Fue Jovino quien tomó la decisión circense, se la montó a hombros como hacen los padres con los niños que se cansan de ver el desfile y echó a andar por el borde del abismo con pasos de funambulista en número de gala y sin red. Nadie imitó su ejemplo, Eloy le lanzó una nimia advertencia.

– ¡Cuídamela, por Dios!

Jovino no contestó, centraba todos sus sentidos en evitar la caída tarareando para sí, qué voy a hacer yo con un hombre, si necesito un batallón, quien contestó fue doña Oda:

– ¡Cagaos!

El resto de los peregrinos, quietos, asombrados, vieron alejarse a la pareja tras la cortina de agua espesa como almíbar, si hubieran levitado a los cielos no les hubiera parecido mayor milagro. Jovino avanzó paso a paso, era difícil traducir el esfuerzo a metros, caliente, caliente, así una distancia indefinida que le introdujo en una absoluta soledad y en un fondo de saco, callejón sin salida, no podía escalar la pared aquella con una bicentenaria a las costillas, se acabó.

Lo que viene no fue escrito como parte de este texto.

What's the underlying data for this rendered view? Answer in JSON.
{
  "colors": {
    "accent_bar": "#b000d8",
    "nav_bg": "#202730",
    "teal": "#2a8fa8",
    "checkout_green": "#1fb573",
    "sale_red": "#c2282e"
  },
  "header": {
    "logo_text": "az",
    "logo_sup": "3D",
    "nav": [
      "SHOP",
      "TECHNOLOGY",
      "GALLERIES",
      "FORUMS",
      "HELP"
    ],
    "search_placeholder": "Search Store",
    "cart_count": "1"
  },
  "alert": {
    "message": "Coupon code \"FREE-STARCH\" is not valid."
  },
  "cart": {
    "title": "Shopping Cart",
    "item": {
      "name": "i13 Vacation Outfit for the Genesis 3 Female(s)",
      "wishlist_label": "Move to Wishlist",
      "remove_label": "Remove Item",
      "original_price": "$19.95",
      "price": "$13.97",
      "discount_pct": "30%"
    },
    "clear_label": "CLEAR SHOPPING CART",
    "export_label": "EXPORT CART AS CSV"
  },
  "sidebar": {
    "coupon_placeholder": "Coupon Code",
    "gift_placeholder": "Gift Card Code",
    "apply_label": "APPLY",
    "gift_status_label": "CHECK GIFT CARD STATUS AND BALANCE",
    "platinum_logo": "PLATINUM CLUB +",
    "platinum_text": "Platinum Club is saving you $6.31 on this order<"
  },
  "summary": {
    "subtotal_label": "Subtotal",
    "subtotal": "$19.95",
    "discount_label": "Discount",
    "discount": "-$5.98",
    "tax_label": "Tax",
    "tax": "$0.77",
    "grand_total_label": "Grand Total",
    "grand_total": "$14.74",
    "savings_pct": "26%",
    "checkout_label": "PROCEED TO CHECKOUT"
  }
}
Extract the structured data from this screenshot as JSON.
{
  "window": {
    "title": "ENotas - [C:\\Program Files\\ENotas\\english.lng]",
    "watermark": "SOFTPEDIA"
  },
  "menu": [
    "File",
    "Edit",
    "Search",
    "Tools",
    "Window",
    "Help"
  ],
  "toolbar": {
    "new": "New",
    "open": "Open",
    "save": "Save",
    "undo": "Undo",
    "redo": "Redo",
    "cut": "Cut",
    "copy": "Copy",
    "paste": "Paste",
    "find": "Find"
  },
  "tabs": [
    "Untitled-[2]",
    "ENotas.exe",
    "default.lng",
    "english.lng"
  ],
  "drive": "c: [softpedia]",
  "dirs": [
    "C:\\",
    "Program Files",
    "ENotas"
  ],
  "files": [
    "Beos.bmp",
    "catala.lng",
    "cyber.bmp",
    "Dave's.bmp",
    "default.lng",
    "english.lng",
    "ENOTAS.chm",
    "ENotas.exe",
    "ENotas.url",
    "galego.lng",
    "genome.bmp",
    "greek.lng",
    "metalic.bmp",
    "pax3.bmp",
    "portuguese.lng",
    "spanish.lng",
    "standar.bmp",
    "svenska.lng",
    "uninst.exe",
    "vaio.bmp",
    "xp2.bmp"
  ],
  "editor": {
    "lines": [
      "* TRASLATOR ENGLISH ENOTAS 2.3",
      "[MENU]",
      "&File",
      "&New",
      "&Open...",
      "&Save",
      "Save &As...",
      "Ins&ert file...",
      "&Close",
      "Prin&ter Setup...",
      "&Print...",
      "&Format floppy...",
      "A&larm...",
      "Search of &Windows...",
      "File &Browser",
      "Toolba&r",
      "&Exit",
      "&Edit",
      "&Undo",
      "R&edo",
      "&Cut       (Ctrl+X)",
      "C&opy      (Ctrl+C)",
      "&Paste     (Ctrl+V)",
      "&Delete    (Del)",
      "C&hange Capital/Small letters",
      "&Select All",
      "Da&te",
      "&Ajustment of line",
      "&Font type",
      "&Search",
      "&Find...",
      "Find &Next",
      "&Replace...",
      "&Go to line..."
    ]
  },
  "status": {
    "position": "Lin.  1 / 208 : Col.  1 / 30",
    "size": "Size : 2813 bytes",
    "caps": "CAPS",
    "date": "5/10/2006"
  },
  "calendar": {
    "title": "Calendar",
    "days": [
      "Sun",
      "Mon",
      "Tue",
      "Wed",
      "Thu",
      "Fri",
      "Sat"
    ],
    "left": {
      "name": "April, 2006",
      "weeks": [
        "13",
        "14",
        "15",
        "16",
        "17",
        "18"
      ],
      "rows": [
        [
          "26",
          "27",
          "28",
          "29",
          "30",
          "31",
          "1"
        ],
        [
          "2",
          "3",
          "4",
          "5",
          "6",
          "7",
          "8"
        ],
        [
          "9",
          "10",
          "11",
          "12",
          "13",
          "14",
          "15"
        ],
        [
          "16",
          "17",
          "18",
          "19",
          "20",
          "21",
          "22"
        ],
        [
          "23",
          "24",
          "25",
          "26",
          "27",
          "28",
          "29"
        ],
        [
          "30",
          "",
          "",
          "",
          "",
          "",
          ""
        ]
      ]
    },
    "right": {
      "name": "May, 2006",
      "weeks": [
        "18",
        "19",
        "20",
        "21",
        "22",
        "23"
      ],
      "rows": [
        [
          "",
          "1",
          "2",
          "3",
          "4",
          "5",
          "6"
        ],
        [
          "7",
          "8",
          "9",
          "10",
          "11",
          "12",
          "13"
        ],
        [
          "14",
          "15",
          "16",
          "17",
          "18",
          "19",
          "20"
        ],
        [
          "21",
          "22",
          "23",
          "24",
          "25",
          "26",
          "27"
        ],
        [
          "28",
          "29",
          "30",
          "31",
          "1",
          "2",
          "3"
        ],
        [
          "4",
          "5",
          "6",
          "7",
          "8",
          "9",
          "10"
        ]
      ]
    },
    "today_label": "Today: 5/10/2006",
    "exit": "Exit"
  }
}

– Aquí es, mira ese buraco.

– Es una conejera.

– No importa, mira.

Tenían que hablar a gritos, tal era el estruendo del agua. La sentó en una roca, la ayudó a colocarse el sombrero, su centro de gravedad, y miró en la madriguera por no desairarla.

– ¡Aquí no hay nada!

Se arrepintió del nada pero ya era demasiado tarde, tenía que haber dicho cualquier otra cosa, mierda, según la leyenda el cofre más peligroso era el vacío, la nada arrastraría su espíritu al absurdo de un purgatorio eterno, la anciana perdió la voz, abrió la boca para gritar pero no emitió ningún sonido, las pupilas se le volcaron hacia dentro y se desmayó. Jovino se agachó a auxiliarla y fue entonces cuando sintió en la espalda el impacto de un chorro continuo, estaba seguro, levantó la vista con alegría y, en efecto, había localizado a La Meona, por encima de él se abrían los muslos mayestáticos de una mujer berroqueña, muchas veces se había visto en situación similar, absorto ante los separados muslos de mujeres de carne y hueso, blancas, negras, mulatas, árabes, chinas, flacas, gordas, reales o inventadas, pero jamás había sentido la gloria de un espasmo tan gozoso. La había localizado. Existía.